Я вздрогнул. Галек взволнованно смотрел на меня. У него были все еще поразительно сверкающие глаза, поразительно живое лицо, его волосы, сейчас совершенно седые, все еще падали, как и раньше, на лоб, а борода, тоже седая, была холеной. Он по-прежнему был привлекателен.

— Его, — сухо сказал я.

— Зачем же ты их привез? — спросил он.

Я понял, что он задал бесспорно главный вопрос, на который я должен был бы пространно ответить, что, мол, я включил их в свою генеральную жизненную программу: возвращение на родину, самоутверждение в искусстве, попытка и жене Михала, и Ларисе, и Старому Граду, и отцу, и всему миру доказать, кто я. Наконец, здесь моя семья.

— Будет забава у моей дочки. Ты видел ее?

Он кивнул головой.

— Вид у нее какой-то болезненный, — сказал я.

— Бледненькая. Думаю, что это от плохого питания во время войны. Лариса работала в госпитале. Лавка приносила не бог весть какие доходы. И мне помочь было нечем, — добавил он извиняющимся тоном.

— А мои? Отец? Мать?

Он махнул рукой.

— Лариса, — начал было Галек, но осекся. Усмехнулся и сказал: — Кто в бабьих делах разберется?

— Но сейчас я вынужден жить на их доходы, понимаешь?

— Подготовь концерт, — сказал он. — Потребуй у отца свою часть дома.

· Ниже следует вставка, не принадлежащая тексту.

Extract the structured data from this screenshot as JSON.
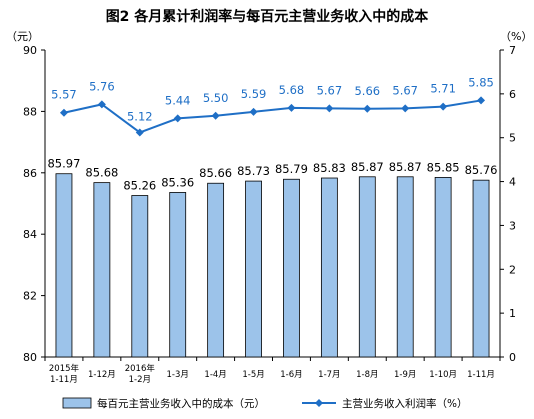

— Я не успел тебе рассказать. Отец встретил меня на вокзале, как чужого, привез к родне моей жены, сообщил о смерти матери. И тетки. Я стал говорить о смерти Михала. Он и слушать не стал. Ссадил нас с извозчика, не потрудился даже подождать, пока Лариса откроет дверь. Но я все-таки побежал к нему еще вчера, поздно вечером, чтобы обо всем расспросить. Лариса сказала, что отец взял к себе в дом какую-то потаскуху, уговаривала не ходить. Но я все-таки пошел, и знаешь, что было? Видно, он так и думал, что я стану требовать денег, дом, тот самый ненавистный ему дом, ты-то ведь знаешь, как он его проклинал, этот дом, считал, что мы обманули его, поработили, помнишь?

— Для организации концерта нужны деньги. Вот почему я говорю об этом, — сказал Галек. — И ты должен это сделать. Я зайду к вам, переговорю с Ларисой. Поищу адвоката…

— Только не это, — прервал я его, — у меня и без того хватает неприятностей.

Передо мной словно воочию захлопнулись двери в мрачный лабиринт, через который я должен был бы пробиваться, скрепя сердце, отбросив стыд и робость. Галек понял, с кем имеет дело. Он еще раз убедился в том, что я не Михал.

Я почувствовал бесконечную усталость.

— Послушай, — с мольбой сказал я, — не могу я с ним воевать. У меня ноги подгибаются от усталости. Боже! Я пережил голод, смерть Михала… Чего я только не пережил…

— Что же ты будешь делать с ними, с этим ребенком и с ней?

— Я приведу их к тебе, можно? И мою дочь, всех, прямо завтра.

— А Ларису?

— Не знаю, — сказал я и опустил глаза, — не знаю, у нее тут, наверное, был кто-то. Впрочем… семь лет…

— Ну, а ребенок этот твой? — спросил он, пронизывая меня сверху вниз сверлящими глазами, так что я принужден был поднять голову и встретиться с его взглядом.

— Мог бы быть и моим, — ответил я упрямо.